The major question at this point is will these AI bots ever write good J code 
(or any array language code for that matter) or is the terseness of an array 
language too abstracted for AI to become proficient in it?


On May 5, 2023, at 12:07 AM, Thomas McGuire <tmcguir...@gmail.com> wrote:

GitHub Copilot works under Visual Studio Code

GitHub user tikkanz published an extension for VS Code to edit and run J. 
Fairly easy to install.

VSCode then needs to have the Copilot extensions installed. It will ask you to 
login into your account and then you are all set.

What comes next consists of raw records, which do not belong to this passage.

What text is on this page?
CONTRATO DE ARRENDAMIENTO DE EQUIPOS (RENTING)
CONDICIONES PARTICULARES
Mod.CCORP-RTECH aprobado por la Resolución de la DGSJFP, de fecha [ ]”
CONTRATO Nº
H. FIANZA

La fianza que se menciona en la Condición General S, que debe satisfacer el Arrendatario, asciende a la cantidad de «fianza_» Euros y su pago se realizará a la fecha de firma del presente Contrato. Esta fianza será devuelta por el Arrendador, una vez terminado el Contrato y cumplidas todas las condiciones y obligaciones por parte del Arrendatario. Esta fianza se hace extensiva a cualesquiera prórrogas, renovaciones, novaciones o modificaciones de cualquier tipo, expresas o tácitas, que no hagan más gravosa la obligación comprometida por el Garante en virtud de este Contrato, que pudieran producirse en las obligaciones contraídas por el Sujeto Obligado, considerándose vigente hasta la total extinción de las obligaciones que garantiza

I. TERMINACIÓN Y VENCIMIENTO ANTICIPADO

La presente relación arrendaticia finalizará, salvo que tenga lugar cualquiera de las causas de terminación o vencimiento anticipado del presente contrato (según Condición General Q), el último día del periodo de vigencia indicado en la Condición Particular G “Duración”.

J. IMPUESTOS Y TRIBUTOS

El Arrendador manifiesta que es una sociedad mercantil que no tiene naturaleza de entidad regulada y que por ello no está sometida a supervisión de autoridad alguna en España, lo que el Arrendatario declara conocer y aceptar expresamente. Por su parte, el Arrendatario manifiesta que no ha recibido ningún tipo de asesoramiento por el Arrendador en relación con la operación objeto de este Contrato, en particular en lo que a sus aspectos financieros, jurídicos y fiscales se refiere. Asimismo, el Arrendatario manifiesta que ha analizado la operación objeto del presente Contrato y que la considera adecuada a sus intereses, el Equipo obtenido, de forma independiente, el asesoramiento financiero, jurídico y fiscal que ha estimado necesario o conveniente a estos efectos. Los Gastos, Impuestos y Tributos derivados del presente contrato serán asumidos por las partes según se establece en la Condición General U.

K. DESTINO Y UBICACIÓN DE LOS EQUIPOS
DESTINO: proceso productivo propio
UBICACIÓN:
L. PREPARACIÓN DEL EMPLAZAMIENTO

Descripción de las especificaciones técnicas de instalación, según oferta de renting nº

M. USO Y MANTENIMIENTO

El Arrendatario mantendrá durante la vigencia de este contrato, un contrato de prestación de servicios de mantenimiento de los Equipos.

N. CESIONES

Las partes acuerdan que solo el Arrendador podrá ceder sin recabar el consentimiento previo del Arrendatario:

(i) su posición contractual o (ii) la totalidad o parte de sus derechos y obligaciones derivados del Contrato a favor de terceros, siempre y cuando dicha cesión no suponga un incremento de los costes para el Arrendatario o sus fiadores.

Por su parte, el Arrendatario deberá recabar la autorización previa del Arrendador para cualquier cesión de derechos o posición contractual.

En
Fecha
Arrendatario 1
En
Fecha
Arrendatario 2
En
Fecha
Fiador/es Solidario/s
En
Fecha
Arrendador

I typed in the following into a new .ijs file:
NB. average list of numbers in language-j
ave =:

copilot then finished the line with and offered an example run of the function, 
so after I pressed the tab key I had the following:
NB. average list of numbers in language-j
ave =: +/ % #
    ave 1 2 3 4 5

Now I know the fork for average is in about 20 different electronic documents. 
Still I was surprised that Copilot worked for J at all and more surprised that 
it picked up the fork paradigm from the language. I was expecting more of a 
functional approach such as:
ave1 =: 3 : 0
(+/ y) % #y
)

It costs 100 bucks per year unless you are a student or educator (then it’s 
free). I don’t actively program for a living so I don’t know how many 
developers are actively using AI tools for coding. But from a beginner 
perspective having a tool that produces relatively good J code with a prompt 
and a function header would be a great way to come up to speed in the language 
in a short period of time.

Is it enough just to have J code examples on GitHub or is there a more direct 
way to curate the AI tool so that it produces better J code?

Throwing it out there to see if anyone else has played with this.